The book featured in Book Club this month was brought to our attention by one of our lovely clients, and though it’s not the usual type of book we tend to include on the list, it’s a real thing of beauty! The Grammar of Ornament by Owen Jones is a detailed depiction of the history of decorative design and ornament. From Greek to Turkish to the Renaissance, the book is full to the brim of beautiful, traditional designs, and an interesting history on each origin. The collection of ornament designs are absolutely stunning, in fact this book is even worth buying to pull out and frame the images. I’ve selected a few of my favourites from some of the different eras to show off just how lovely they are.
‘Greek Plate No.6’
This design comes from Greek and Etruscan (the name of civilisation in ancient Italy) vases. Something Owen Jones, the author of The Grammar of Ornament, notes about Greek decoration is that unlike some of its predecessors or companions at the time, its designs lacked meaning. Beautiful though they were, they weren’t representative or symbolic in any way, and were purely for decorative purposes. However, what is important to note is that there is an overwhelming amount of Greek ornament that still remains today, this indicates that at the time the style of Greek ornament would have been in popular demand and considered high on the taste scale. Jones comments that “the lands would have been overflowing with artists, whose hands and minds were so trained as to enable them to execute these beautiful ornaments with unerring truth”. Below the Greek plate shows off ornament from the Temples and Tombs in Greece and Sicily.
‘Greek Plate No.8’
Ornamentation from Pompeii takes its influence from its surrounding areas, from Greek to Roman styles, the design below is a rather fantastic geometric ornament, taken from Mosaics from Pompeii. The rich dark colours mixed with the almost neon bright tones creates a somewhat contemporary design.
‘Pompeian Plate No.3’
There is a certain vagueness that comes with the discussion of Byzantine ornament, it appears that historians are often unable to track down, or confirm authentic Byzantine pieces of design and therefore are unable to make a true, viable comment on the history of the ornament. Jones calls the Byzantine style “peculiar” but I think it’s rather wonderful, and the combination of various schools of design compile together to create a gorgeous style.
‘Byzantine Plate No.3’
Of course, if you’re talking about decorative ornament, you can hardly leave out Turkish designs. From mosques, tombs and fountains in Constantinople, or modern day Istanbul, these intricate designs are truly something special, perhaps because they take influence from other styles of ornament, as Jones says, “on the same building side by side with ornaments derived from Arabian and Persian floral ornaments, we find debased Roman and Renaissance details”.
‘Turkish Plate No.1’
The Alhambra is a palace located in Granada, Andalusia, Spain, and is home to some wonderful examples of Moresque ornament. As Jones tells the reader, “we find in the Alhambra the speaking art of the Egyptians, the natural grace and refinement of the Greeks, the geometrical combinations of the Romans, the Byzantines, and the Arabs”. It’s this wonderful collection of influences that creates such glorious patterns and designs. The example below shows a diaper ornament, which is a repetitive geometric surface, usually composed of lozenges or squares, which this pattern uses.
‘Moresque Plate No. 4’
‘Persian Plate No.1’
Above is Persian ornament taken from manuscripts that belong to the British Museum.

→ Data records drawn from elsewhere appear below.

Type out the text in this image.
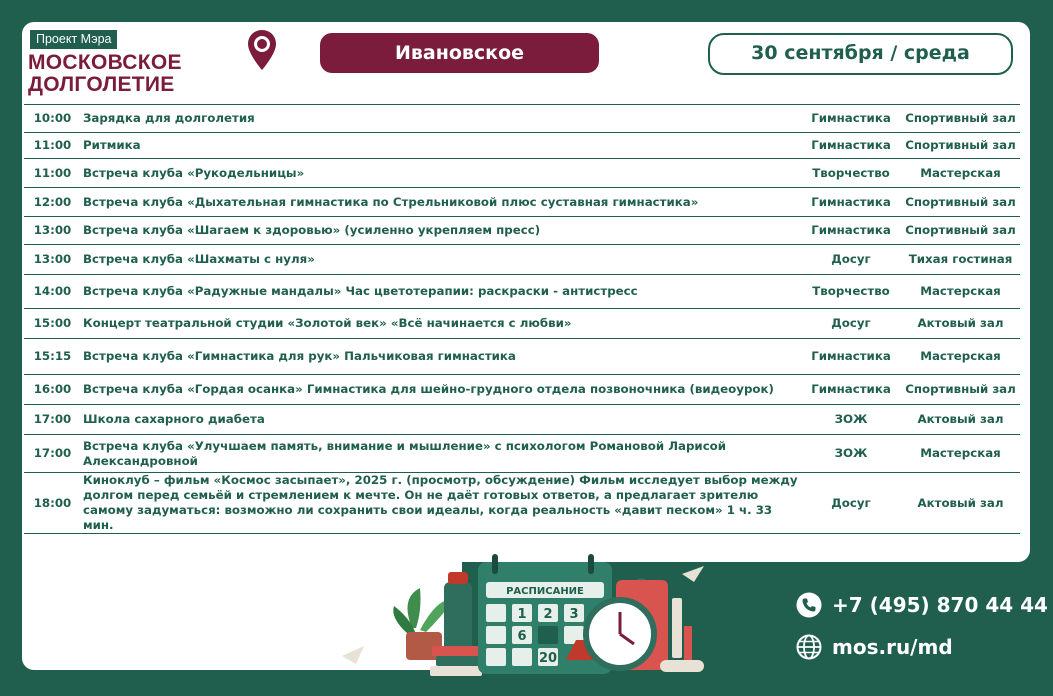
Проект Мэра
МОСКОВСКОЕ
ДОЛГОЛЕТИЕ
Ивановское	30 сентября / среда
10:00	Зарядка для долголетия	Гимнастика	Спортивный зал
11:00	Ритмика	Гимнастика	Спортивный зал
11:00	Встреча клуба «Рукодельницы»	Творчество	Мастерская
12:00	Встреча клуба «Дыхательная гимнастика по Стрельниковой плюс суставная гимнастика»	Гимнастика	Спортивный зал
13:00	Встреча клуба «Шагаем к здоровью» (усиленно укрепляем пресс)	Гимнастика	Спортивный зал
13:00	Встреча клуба «Шахматы с нуля»	Досуг	Тихая гостиная
14:00	Встреча клуба «Радужные мандалы» Час цветотерапии: раскраски - антистресс	Творчество	Мастерская
15:00	Концерт театральной студии «Золотой век» «Всё начинается с любви»	Досуг	Актовый зал
15:15	Встреча клуба «Гимнастика для рук» Пальчиковая гимнастика	Гимнастика	Мастерская
16:00	Встреча клуба «Гордая осанка» Гимнастика для шейно-грудного отдела позвоночника (видеоурок)	Гимнастика	Спортивный зал
17:00	Школа сахарного диабета	ЗОЖ	Актовый зал
17:00	Встреча клуба «Улучшаем память, внимание и мышление» с психологом Романовой Ларисой Александровной	ЗОЖ	Мастерская
18:00	Киноклуб – фильм «Космос засыпает», 2025 г. (просмотр, обсуждение) Фильм исследует выбор между долгом перед семьёй и стремлением к мечте. Он не даёт готовых ответов, а предлагает зрителю самому задуматься: возможно ли сохранить свои идеалы, когда реальность «давит песком» 1 ч. 33 мин.	Досуг	Актовый зал
РАСПИСАНИЕ
1 2 3
6
20
+7 (495) 870 44 44
mos.ru/md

Jones describes medieval ornament as being in “perfect harmony” with the structural features of a building. Although little remains of medieval decorative interiors, the decoration of some manuscripts gives some indication as to what would have been the common and popular styles of the interiors. The design below shows off the conventional leaves and flowers from medieval style.
‘Medieval Plate No.1’
And finally, I thought I’d squeeze in a few more designs from the Renaissance and Italy. The Renaissance design comes from pottery ornamentation at the South Kensington Museum, which we now know as The V&A.
‘Renaissance Plate No.5’
The Italian plate is pilasters and ornament from none other than the Vatican, specifically from the loggia, which were corridors, open on one side to the outside and covered in frescos, such as the one below.
‘Italian Plate No.1’
Whether you want to learn about the history and stories of ornament, or just take a look at the glorious imagery The Grammar of Ornament is truly a fantastic book!